GENEVA More than 2 million refugees have now fled Syria's civil war in human suffering unparalleled in recent history, the United Nations said on Tuesday.
Of the total Syrian population of about 20 million, either inside or outside the country, one third is displaced and almost half is in need of assistance, U.N. High Commissioner for Refugees António Guterres told a news conference.
"What is appalling is that the first million fled Syria in two years. The second million fled Syria in six months," he said.
The number of refugees stood at about 200,000 just a year ago, so the tide of men, women and children crossing borders has risen almost 10-fold over the past 12 months, figures from the U.N. refugee agency UNHCR showed.
"Syria has become the great tragedy of this century - a disgraceful humanitarian calamity with suffering and displacement unparalleled in recent history," Guterres said.
"The only solace is the humanity shown by the neighboring countries in welcoming and saving the lives of so many refugees."

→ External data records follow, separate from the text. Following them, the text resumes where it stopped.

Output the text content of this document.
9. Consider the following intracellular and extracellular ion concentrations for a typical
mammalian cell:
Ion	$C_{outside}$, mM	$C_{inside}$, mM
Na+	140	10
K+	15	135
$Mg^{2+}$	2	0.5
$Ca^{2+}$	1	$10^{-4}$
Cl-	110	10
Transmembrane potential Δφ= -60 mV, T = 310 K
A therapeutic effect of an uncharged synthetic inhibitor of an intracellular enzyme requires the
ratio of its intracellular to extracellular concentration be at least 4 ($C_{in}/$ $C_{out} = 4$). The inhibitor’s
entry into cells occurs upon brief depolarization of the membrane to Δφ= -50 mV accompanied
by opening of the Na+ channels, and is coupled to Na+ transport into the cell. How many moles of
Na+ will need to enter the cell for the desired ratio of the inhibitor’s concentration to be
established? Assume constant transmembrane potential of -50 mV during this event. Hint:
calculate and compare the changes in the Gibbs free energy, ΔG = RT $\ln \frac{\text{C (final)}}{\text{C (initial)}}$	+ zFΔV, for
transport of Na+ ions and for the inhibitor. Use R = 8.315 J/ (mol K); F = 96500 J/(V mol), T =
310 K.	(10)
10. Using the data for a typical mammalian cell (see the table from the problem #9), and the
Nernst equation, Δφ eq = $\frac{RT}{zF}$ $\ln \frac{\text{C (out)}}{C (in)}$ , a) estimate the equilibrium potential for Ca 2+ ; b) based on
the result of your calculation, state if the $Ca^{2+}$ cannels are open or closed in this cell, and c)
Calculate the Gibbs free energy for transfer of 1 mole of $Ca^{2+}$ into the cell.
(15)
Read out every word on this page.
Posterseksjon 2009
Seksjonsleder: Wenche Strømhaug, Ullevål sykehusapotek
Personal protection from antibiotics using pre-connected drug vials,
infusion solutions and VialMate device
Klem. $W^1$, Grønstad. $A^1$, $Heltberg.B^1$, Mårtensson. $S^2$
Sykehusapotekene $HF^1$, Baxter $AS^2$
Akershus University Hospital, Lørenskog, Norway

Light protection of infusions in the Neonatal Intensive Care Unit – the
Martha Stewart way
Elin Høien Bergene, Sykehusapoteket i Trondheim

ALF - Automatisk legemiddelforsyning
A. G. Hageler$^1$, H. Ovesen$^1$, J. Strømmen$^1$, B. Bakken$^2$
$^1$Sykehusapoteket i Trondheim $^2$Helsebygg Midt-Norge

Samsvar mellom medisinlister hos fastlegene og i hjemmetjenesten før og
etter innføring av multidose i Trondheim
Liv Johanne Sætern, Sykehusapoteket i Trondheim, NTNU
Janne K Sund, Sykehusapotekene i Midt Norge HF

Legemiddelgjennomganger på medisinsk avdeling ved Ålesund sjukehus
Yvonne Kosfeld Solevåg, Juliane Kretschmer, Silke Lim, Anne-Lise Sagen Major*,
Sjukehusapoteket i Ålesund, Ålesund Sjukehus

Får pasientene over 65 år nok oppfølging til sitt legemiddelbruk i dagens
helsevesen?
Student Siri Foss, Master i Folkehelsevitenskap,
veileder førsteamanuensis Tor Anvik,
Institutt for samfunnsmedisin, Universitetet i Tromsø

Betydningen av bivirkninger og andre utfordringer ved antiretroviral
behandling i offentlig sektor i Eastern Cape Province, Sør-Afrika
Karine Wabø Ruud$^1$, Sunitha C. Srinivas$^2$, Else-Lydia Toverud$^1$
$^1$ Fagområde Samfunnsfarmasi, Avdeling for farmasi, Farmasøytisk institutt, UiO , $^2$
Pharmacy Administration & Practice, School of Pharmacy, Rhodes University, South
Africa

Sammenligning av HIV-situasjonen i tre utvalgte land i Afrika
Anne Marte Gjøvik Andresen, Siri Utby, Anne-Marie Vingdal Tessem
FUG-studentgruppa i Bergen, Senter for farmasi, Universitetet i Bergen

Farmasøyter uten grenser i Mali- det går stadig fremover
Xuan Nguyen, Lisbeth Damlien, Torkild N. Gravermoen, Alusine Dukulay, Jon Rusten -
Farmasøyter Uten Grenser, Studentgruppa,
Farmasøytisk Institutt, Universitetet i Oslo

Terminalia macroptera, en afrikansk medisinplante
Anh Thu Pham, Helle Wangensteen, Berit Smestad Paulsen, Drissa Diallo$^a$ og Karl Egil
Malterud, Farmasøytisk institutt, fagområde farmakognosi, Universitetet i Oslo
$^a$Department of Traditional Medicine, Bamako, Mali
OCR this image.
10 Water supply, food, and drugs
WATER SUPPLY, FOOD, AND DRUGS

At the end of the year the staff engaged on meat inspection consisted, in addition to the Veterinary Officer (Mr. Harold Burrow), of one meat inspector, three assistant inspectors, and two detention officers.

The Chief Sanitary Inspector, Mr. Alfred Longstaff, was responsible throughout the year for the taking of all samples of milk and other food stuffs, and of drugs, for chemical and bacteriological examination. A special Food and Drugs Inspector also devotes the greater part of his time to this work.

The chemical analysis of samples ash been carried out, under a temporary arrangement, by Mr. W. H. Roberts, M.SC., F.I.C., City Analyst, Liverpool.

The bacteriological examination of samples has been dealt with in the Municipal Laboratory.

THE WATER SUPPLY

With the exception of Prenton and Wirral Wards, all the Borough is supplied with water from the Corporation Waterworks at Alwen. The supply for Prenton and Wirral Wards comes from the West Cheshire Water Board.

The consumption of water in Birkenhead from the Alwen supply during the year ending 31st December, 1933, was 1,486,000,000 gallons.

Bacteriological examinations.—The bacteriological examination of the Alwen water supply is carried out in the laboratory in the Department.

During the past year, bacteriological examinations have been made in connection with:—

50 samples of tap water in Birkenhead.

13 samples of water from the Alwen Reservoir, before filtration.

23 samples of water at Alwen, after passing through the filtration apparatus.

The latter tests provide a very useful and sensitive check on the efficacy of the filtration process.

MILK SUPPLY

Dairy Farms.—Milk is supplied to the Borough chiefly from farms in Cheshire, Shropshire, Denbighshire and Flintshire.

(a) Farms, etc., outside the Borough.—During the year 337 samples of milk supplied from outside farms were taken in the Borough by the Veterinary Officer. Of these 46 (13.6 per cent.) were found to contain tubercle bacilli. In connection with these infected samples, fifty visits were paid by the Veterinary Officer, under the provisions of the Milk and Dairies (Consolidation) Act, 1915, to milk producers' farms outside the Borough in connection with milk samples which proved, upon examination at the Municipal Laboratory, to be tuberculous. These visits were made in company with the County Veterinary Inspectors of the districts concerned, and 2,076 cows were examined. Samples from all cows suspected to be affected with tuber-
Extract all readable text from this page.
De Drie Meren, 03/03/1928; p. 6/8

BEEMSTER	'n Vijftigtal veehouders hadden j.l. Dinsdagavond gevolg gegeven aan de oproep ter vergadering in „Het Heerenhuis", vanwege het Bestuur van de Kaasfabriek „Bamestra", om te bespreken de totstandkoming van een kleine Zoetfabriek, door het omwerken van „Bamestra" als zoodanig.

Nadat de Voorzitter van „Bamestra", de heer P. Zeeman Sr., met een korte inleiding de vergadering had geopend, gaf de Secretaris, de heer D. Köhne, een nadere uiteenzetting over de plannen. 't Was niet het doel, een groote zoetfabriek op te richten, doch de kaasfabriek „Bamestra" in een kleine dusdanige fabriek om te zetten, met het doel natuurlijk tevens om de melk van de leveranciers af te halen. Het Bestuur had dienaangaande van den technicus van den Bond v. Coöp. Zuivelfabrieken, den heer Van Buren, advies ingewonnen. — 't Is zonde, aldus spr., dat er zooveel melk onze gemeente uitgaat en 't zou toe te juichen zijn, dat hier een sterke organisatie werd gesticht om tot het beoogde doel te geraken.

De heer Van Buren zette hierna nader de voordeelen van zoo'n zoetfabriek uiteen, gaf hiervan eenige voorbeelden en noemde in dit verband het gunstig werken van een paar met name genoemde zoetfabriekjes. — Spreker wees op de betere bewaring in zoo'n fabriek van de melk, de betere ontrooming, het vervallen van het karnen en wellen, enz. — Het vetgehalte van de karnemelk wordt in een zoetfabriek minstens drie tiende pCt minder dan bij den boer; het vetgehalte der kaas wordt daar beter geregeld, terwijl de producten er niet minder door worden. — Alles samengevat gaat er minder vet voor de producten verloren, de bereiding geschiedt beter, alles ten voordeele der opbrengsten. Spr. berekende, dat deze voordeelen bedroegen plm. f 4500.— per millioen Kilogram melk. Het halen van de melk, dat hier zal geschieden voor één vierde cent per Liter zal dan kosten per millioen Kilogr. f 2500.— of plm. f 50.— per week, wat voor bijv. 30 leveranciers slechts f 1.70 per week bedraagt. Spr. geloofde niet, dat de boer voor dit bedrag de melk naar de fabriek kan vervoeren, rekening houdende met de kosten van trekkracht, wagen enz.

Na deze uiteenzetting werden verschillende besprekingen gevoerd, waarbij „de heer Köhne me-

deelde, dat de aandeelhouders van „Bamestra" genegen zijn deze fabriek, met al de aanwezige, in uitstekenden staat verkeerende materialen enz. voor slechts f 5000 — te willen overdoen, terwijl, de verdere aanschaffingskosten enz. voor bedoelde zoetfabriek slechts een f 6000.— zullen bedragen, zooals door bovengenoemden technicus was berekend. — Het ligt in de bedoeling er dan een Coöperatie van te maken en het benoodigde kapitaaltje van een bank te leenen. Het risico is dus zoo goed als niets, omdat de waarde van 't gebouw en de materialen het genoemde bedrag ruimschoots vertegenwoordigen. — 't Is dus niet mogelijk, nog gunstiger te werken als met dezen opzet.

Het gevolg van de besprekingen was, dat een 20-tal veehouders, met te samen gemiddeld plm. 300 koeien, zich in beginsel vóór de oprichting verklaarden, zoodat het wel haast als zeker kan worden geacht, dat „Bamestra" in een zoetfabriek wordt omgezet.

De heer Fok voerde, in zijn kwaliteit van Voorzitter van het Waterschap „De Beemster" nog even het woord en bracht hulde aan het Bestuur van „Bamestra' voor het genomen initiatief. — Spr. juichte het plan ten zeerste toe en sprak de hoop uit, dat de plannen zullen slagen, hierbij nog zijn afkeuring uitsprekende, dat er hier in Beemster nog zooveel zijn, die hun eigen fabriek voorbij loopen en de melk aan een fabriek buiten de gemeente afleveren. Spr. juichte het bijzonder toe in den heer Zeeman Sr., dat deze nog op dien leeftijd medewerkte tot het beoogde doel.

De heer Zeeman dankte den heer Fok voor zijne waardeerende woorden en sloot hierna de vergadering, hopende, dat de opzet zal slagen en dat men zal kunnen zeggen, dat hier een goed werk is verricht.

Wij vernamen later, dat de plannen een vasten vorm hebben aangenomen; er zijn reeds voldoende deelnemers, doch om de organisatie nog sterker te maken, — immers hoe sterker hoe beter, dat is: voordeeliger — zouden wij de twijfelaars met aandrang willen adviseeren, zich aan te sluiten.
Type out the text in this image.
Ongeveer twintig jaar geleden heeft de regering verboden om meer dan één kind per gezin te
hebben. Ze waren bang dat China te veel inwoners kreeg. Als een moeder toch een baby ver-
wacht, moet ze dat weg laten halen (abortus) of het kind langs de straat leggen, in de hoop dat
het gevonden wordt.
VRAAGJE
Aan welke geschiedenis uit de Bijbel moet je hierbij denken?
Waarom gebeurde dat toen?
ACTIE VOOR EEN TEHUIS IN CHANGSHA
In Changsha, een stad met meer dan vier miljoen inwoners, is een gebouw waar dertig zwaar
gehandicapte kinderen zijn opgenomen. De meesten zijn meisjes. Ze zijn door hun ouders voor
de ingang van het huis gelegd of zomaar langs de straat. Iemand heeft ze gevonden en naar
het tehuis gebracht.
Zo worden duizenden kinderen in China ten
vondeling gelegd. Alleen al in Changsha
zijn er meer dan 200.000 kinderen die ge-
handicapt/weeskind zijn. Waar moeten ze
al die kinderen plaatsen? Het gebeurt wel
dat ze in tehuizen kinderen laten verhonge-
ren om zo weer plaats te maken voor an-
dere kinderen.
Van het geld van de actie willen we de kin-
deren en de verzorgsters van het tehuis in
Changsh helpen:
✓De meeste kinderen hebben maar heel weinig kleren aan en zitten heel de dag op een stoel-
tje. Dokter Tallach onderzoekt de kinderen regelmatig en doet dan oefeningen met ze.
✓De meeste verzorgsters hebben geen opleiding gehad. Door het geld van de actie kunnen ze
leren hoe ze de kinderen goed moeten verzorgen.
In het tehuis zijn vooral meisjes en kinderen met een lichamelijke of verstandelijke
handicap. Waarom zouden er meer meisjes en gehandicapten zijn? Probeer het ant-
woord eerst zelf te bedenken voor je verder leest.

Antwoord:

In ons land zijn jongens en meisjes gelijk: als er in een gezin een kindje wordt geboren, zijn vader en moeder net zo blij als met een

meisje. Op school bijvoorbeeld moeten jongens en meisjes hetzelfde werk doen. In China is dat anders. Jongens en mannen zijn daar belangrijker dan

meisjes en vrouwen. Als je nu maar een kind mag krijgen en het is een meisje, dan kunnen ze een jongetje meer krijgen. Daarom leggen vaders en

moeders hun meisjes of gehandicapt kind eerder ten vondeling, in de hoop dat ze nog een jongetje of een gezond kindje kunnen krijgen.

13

However, the number of refugees has grown more slowly than UNHCR once feared. It previously projected the total would hit 3.45 million by the end of the year, based on border crossings in February-March that averaged about 8,000 per day.
So far in 2013, the daily figure has averaged between 5,000 and 6,000, which means the total is likely to be 2.6-2.7 million by the end of the year, Guterres said.
But UNHCR's figures include only officially registered refugees and those awaiting registration, and unofficial refugees probably number in the hundreds of thousands, he said.
The number of people displaced inside Syria is 4.25 million, in line with a forecast made in June.
The flow of Syrian refugees has piled pressure on neighboring host countries, UNHCR said.
Guterres will meet the foreign ministers of Iraq, Jordan, and Turkey and the minister of social affairs of Lebanon - the four main hosts of Syrian refugees - in Geneva on Wednesday to work out ways to raise more international aid.
Guterres declined to comment on the impact of possible U.S. air strikes on Syria, but said there were contingency plans in place for a surge in refugees, regardless of the cause.
"We all need to be prepared for things to get worse before they get better."
UNHCR said last month its work had so far stopped the refugee crisis spiraling out of control.
But "a far more substantial and coherent strategy" was needed than the $2.9 billion refugee aid effort already underway, it said then.
Syria's uprising against four decades of rule by the family of President Bashar al-Assad has turned into an increasingly sectarian civil war that has killed more than 100,000 people.
The conflict has taken a heavy toll on Syria's children, 39 percent of whom have dropped out of school in the past academic year, according to the U.N. children's agency UNICEF.
More than 3,000 schools have been damaged or destroyed and almost 1,000 are being used to house displaced people.
Sweden said on Tuesday it had decided to offer all Syrian refugees in the country permanent residency. Swedish news agency TT said Sweden was the first country in the EU to do so. Some Syrians in Sweden had to date been granted temporary residence.
The Scandinavian country has received almost 15,000 Syrian refugees in 2012 and 2013. Its Migration Board said the security situation in Syria was "extreme".